In the case of Lehman Brothers, questions over title to collateral ostensibly owned by the Lehman estate lingered for years. In the case of MF Global, property and monetary issues were controversially handled with the offshore/onshore fracture prominently on display.
I maintain the Coase Theorem but in reverse. Prior to August 9, 2007, perhaps a few months earlier, these sorts of distinctions as well as a hundred other less extreme factors mattered very little because exponential growth created the liquidity for exponential growth simply because these eurodollar transactions could be settled in the various forms of exponential growth (it was just that circular). After August 9, 2007, banks became more aware, and at times acutely aware, of the ambiguities and unsettled distinctions over exactly what a eurodollar is or was or might be at any point in the future. If we didn’t fully define it thirty years ago when it was more so CD’s and time deposits, how might we run into problems with the basis in FX derivatives like basis swaps? Prior to the 2007 inflection, nobody much considered this; after, it may be all that is considered.
There are self-reinforcing aspects to the decay, as might be expected. The more the offshore side has been destabilized by lack of capacity, the more participants might have to consider unsettled, and thus unsettling, scenarios like those of Wells Fargo Asia v. Citibank. In other words, as foreign currencies are pressed the probability of further devaluations, sovereign responses, and even capital controls rise, meaning risk. That has always been an enormous problem even under Bretton Woods and the classical gold standard, but it is more so under a eurodollar standard because there is nothing for any of this to reduce to; no tangible basis by which to solve and resolve the prospect for losses (losses of what?).
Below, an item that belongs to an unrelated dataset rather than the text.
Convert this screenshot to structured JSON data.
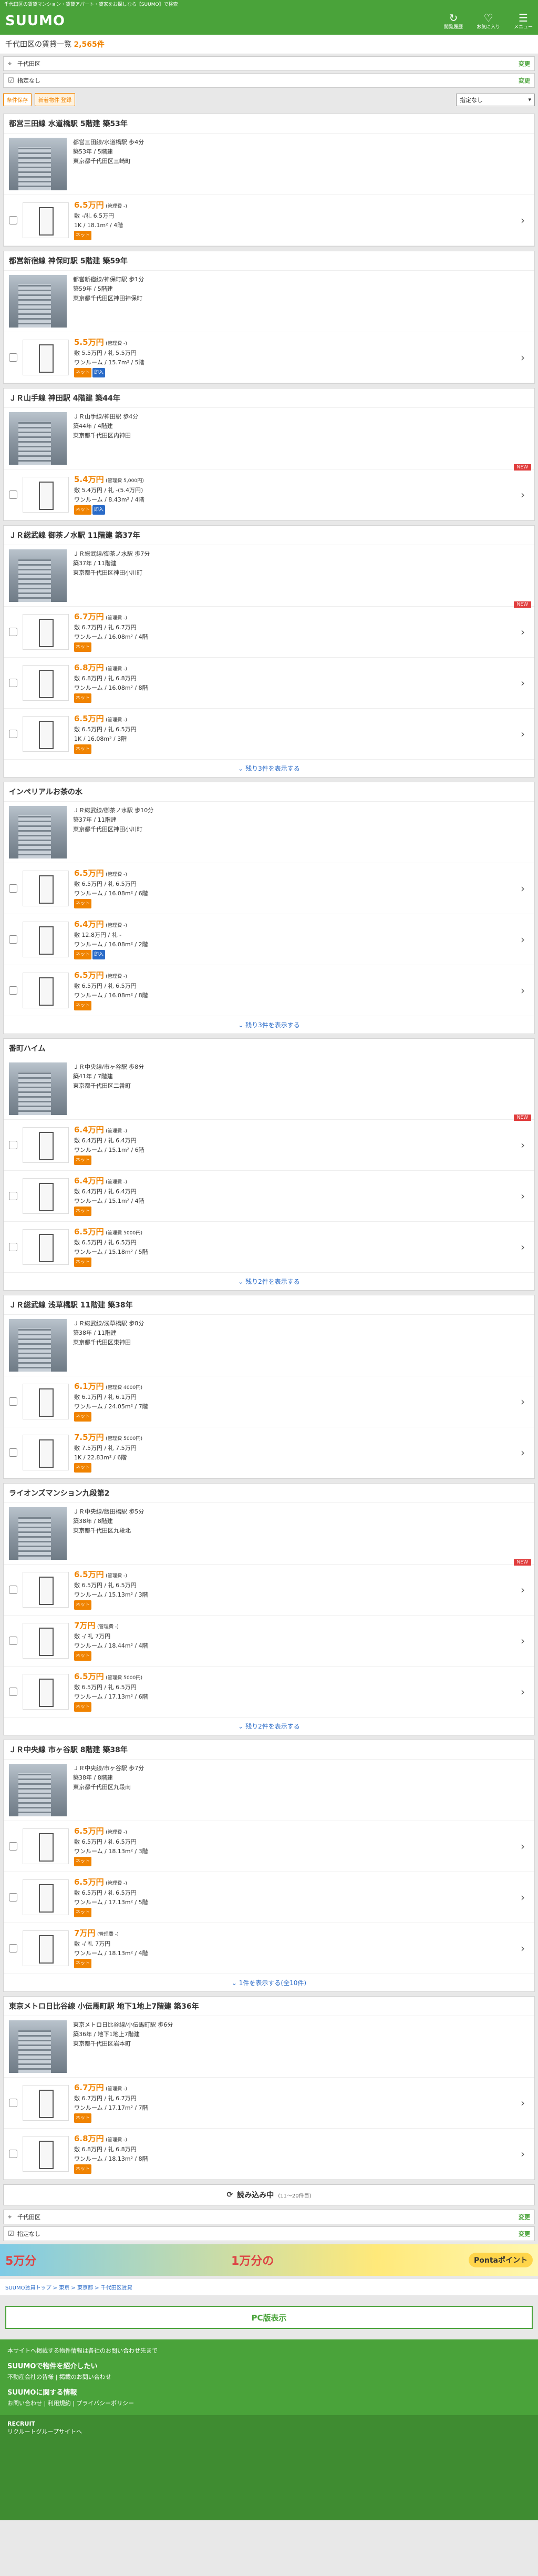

Thus, banks don’t just pull “capital” out from these afflicted regions they pull out of “dollars” altogether. Scrapping Dodd-Frank or even the repeal of Basel 3, or just Basel altogether, doesn’t solve this global imbalance. The problem isn’t regulations retroactively applied to make sure the system doesn’t succumb again to its inherent contradictions, it is instead that the system itself has been forced at long last to face up to those contradictions and has recoiled at the revealed asymmetry. The eurodollar was always unstable, owing to the nature of its origins.
The “dollar” shortage, then, isn’t really a shortage except as that might be the most visible symptom. Fixing the global currency system can never be a matter of quantity, meaning that even if the Federal Reserve could do a QEE (QE Eurodollar), which it can’t in so many ways, it could still never accomplish a global recovery (which it, as noted last week, no longer believes is possible). The solution is not to introduce more unstable currency, it is to understand the instability itself, even four and five decades too late, and then eradicate it. That in all probability means eliminating the eurodollar altogether because, as any history of any of its wholesale parts shows, it never really made much sense to begin with.